Innovations in sensors, processing and secure storage have brought biometrics into everyday life. People are already embracing biometrics for tasks like fingerprint recognition to unlock mobile devices from phones to laptops – and even to open particular apps. It’s likely that within the next few years we’ll see even more types of biometric become cheap, reliable and secure enough to become mainstream. This is quite understandable as the fear from both businesses and individuals of falling victim to ID fraud or financial theft have become acute. This year the ONS even included cybercrime and fraud in their annual crime survey for the first time, demonstrating the seriousness and rising awareness of the problem.
Biometric identification has the potential to add a very secure layer and boost current security processes, but far more importantly for widespread adoption is that banks get that seamless user experience right. It’s no use having a great security barrier that real customers don’t feel comfortable using, or get false positives blocking access when they really need to access their money.
Biometrics is all about people
The good news for the banking industry is that biometrics like fingerprints or voice – unlike passwords and log-ins – are ‘us’. They are difficult to fake or recreate and don’t require any special effort to remember. However, it would be wrong to say that biometric technology should be just adopted in place of passwords and other security measures, because the best way to stop thieves and fraudsters is to make them face a number of different barriers. It’s not only one wall that keeps out a criminal – it’s a variety of traps and obstacles that they are unlikely to have every key or answer to that really reduces the risk to users.
Experian’s research of over 2000 nationally-representative people showed that 76 per cent of the population agree that biometrics is the future of identity verification. Despite this acceptance, firms should note that only one in twenty (5 per cent) of this sample say they’d be happy using voice recognition technology to unlock their online accounts…
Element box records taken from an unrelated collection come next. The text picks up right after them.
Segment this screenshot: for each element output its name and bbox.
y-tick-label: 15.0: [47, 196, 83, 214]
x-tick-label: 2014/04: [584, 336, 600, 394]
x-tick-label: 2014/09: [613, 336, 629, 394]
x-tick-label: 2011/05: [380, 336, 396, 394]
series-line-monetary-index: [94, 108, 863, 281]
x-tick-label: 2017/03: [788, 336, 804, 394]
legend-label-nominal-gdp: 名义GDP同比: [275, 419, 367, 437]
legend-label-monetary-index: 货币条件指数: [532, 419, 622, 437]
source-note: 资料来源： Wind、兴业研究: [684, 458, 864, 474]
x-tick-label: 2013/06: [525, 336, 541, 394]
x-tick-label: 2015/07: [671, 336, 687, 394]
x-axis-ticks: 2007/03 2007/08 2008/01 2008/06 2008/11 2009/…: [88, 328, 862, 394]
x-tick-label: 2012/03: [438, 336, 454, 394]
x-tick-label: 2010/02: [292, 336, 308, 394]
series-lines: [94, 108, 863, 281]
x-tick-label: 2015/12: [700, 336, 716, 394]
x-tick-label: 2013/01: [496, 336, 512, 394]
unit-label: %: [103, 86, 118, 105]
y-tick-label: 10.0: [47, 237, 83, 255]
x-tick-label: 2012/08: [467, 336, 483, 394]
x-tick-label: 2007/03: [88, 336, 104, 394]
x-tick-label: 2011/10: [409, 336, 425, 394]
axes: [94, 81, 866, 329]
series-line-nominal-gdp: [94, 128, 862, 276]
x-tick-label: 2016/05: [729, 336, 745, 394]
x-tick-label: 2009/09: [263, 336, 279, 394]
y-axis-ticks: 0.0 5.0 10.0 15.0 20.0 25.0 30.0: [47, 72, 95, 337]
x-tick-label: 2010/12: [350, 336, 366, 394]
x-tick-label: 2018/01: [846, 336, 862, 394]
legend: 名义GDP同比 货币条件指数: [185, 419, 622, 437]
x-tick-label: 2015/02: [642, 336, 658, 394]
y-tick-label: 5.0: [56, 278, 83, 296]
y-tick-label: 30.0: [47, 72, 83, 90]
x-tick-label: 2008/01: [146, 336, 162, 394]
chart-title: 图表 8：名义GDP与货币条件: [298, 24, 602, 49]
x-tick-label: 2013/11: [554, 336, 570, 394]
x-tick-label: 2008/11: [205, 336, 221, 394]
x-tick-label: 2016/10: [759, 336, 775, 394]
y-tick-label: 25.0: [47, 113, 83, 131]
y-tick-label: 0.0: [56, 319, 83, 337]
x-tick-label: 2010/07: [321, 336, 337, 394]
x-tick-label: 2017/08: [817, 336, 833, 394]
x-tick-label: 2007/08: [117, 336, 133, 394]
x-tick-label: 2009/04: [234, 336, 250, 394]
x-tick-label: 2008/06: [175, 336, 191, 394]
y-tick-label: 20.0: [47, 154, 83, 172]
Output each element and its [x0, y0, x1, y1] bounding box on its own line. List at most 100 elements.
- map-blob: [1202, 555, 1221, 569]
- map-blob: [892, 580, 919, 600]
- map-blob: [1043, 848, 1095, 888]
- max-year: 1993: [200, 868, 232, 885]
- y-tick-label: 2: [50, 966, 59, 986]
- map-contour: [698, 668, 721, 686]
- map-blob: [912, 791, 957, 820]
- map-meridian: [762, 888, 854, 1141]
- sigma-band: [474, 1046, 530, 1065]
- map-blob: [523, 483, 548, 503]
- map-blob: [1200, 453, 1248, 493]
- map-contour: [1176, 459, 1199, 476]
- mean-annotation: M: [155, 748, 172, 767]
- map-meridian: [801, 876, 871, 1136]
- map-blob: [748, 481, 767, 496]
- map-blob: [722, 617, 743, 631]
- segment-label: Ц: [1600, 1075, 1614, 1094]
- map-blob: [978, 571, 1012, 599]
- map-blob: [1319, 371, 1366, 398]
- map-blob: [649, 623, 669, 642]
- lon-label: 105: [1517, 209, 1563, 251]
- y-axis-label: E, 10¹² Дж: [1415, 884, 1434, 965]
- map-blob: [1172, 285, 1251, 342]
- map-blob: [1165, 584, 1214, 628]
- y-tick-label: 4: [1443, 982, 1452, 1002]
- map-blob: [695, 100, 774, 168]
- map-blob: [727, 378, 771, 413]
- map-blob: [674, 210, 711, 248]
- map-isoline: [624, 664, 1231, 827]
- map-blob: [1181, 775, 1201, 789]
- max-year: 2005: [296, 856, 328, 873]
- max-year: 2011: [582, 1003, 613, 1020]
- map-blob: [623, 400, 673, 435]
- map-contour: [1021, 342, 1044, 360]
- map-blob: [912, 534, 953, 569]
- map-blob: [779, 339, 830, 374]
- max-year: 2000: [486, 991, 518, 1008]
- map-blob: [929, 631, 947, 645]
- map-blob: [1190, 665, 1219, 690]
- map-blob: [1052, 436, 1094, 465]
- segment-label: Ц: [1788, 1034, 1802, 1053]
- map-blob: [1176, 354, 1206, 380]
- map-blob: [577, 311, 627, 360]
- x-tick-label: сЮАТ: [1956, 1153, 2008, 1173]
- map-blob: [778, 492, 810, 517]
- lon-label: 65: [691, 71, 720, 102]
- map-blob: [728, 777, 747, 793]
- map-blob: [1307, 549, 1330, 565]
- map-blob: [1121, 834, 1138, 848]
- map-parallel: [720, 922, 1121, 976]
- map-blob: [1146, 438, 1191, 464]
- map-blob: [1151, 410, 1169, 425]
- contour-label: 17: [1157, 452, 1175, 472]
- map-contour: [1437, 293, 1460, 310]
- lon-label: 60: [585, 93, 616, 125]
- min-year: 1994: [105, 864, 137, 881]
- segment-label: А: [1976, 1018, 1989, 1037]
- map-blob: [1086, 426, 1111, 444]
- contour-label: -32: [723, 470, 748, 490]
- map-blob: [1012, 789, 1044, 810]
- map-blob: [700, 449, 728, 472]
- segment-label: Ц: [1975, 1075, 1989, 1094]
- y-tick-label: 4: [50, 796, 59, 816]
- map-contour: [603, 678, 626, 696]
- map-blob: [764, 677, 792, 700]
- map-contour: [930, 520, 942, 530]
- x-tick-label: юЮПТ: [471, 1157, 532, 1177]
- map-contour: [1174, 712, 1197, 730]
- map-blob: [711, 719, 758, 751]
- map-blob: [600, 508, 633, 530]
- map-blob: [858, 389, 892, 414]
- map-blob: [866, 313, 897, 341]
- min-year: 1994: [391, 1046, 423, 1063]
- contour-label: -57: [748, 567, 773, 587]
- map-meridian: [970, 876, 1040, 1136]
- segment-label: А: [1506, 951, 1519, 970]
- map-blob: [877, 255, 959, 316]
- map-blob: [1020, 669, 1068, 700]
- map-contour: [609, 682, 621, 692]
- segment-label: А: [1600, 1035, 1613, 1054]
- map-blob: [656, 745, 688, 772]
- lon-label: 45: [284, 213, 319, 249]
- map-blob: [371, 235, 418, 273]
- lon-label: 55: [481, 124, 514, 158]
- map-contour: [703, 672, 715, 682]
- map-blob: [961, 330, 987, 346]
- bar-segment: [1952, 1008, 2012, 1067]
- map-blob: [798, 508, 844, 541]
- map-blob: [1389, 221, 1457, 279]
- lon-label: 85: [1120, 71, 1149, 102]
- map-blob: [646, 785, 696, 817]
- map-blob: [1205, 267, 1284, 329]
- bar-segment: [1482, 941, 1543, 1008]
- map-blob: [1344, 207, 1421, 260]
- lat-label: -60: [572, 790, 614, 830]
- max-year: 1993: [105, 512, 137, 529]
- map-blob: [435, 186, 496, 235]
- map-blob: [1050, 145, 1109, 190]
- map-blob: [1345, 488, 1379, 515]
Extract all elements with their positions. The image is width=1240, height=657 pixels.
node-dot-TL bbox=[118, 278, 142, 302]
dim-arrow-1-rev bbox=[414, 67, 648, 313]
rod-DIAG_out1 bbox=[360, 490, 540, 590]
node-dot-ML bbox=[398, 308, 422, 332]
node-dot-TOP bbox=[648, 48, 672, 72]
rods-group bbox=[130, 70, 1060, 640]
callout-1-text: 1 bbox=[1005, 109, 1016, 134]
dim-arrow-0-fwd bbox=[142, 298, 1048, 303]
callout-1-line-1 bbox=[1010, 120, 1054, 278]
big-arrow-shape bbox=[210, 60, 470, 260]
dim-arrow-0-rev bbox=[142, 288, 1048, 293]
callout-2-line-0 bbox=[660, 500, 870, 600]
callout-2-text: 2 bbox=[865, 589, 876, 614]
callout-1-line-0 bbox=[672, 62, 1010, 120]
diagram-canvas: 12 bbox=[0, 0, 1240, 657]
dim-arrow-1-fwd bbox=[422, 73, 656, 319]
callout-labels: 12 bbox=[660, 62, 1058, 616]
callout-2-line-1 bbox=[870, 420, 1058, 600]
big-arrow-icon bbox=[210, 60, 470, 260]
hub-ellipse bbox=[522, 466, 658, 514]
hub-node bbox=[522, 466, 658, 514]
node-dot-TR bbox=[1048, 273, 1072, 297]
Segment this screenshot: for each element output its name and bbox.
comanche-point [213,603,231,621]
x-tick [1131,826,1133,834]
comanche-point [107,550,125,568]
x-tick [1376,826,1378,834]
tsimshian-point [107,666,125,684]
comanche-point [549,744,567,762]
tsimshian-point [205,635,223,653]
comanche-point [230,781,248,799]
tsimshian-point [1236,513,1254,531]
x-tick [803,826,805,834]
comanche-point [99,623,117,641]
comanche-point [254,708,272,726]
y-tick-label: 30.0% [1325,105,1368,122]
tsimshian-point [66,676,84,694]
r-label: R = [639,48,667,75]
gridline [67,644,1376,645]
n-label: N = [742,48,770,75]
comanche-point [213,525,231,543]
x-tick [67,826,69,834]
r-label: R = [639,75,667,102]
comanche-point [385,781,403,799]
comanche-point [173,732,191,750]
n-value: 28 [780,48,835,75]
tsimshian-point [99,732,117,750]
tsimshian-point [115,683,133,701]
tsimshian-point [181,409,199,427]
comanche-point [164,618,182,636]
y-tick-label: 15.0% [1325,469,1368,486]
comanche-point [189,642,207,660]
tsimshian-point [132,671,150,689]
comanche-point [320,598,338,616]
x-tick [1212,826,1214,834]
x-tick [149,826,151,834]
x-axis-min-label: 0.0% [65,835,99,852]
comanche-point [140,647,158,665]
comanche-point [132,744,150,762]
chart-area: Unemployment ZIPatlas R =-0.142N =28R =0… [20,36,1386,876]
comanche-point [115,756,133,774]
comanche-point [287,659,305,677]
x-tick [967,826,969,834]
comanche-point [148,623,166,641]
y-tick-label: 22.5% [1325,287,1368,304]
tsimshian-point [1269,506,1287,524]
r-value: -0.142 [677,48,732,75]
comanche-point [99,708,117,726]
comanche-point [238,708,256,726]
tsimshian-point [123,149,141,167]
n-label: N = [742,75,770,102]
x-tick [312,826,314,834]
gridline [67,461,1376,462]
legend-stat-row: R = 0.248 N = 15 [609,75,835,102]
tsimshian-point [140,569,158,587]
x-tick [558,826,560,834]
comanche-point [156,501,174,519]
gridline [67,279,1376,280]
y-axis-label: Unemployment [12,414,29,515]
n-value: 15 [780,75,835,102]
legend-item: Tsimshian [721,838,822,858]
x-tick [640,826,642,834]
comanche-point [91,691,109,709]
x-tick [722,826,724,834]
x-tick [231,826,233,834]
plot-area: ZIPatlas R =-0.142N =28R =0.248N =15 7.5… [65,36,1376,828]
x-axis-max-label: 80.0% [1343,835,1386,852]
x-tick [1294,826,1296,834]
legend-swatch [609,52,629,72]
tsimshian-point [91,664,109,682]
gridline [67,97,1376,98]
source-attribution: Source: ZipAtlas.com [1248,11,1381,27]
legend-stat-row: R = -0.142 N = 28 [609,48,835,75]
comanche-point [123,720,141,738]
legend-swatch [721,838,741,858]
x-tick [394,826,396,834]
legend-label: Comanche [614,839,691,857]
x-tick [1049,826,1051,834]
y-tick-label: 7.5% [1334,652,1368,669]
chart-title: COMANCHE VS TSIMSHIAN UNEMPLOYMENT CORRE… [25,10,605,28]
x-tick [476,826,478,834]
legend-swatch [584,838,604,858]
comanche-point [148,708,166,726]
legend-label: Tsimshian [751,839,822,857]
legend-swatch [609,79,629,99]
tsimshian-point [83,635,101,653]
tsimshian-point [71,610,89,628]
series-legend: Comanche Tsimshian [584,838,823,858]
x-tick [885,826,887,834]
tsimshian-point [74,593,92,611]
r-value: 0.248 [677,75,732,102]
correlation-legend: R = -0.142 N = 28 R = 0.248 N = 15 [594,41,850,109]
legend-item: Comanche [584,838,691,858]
So it seems that despite voice recognition having been around for over 20 years in different forms, there could be a long-term resistance to the technology. Perhaps it still doesn’t ‘feel’ as secure as the ‘ritual’ of typing in passwords, counting characters from memorable information, and calculating on fingers to find the right numbers in customer IDs and PINs.
Identity and access cat and mouse
Criminals will always go for low hanging fruit first. This means cybercriminals will certainly go for those smaller number of financial firms without the advanced security and access technology investments. It’s not alarmist to state that the fewer the layers of security, the more vulnerable to theft those systems are.
Experian’s own research went into more detail around the biometrics that the UK could get on board with. Fingerprint scanning is the biometric identification most UK adults are most comfortable with, as 40 per cent said that they would be happy relying on it to access online accounts. Yet less than one in five (19 per cent) of people were willing to have their ID verified by retina scanning – related to a squeamishness around messing around with eyeballs, perhaps? And less than one in ten (9 per cent) would be comfortable with camera facial recognition as the main form of identification verification.
Making it matter
It’s crucial that any solutions don’t just help banking customers stay secure – they must also be inclusive so no users get left behind. Not all users want to live a high tech world. And what happens when people lose their devices? Are they barred from accessing their cash or will biometrics let them move through verification on premises, faster? Will banks allow us to change biometric data if users face bodily changes from age or accident that mean their real bodies don’t match their official, stored identities? These questions need to be answered to get a broad range of the population behind any possible technology ‘jet lag’, if and when the biometric wave reaches an industry tipping point.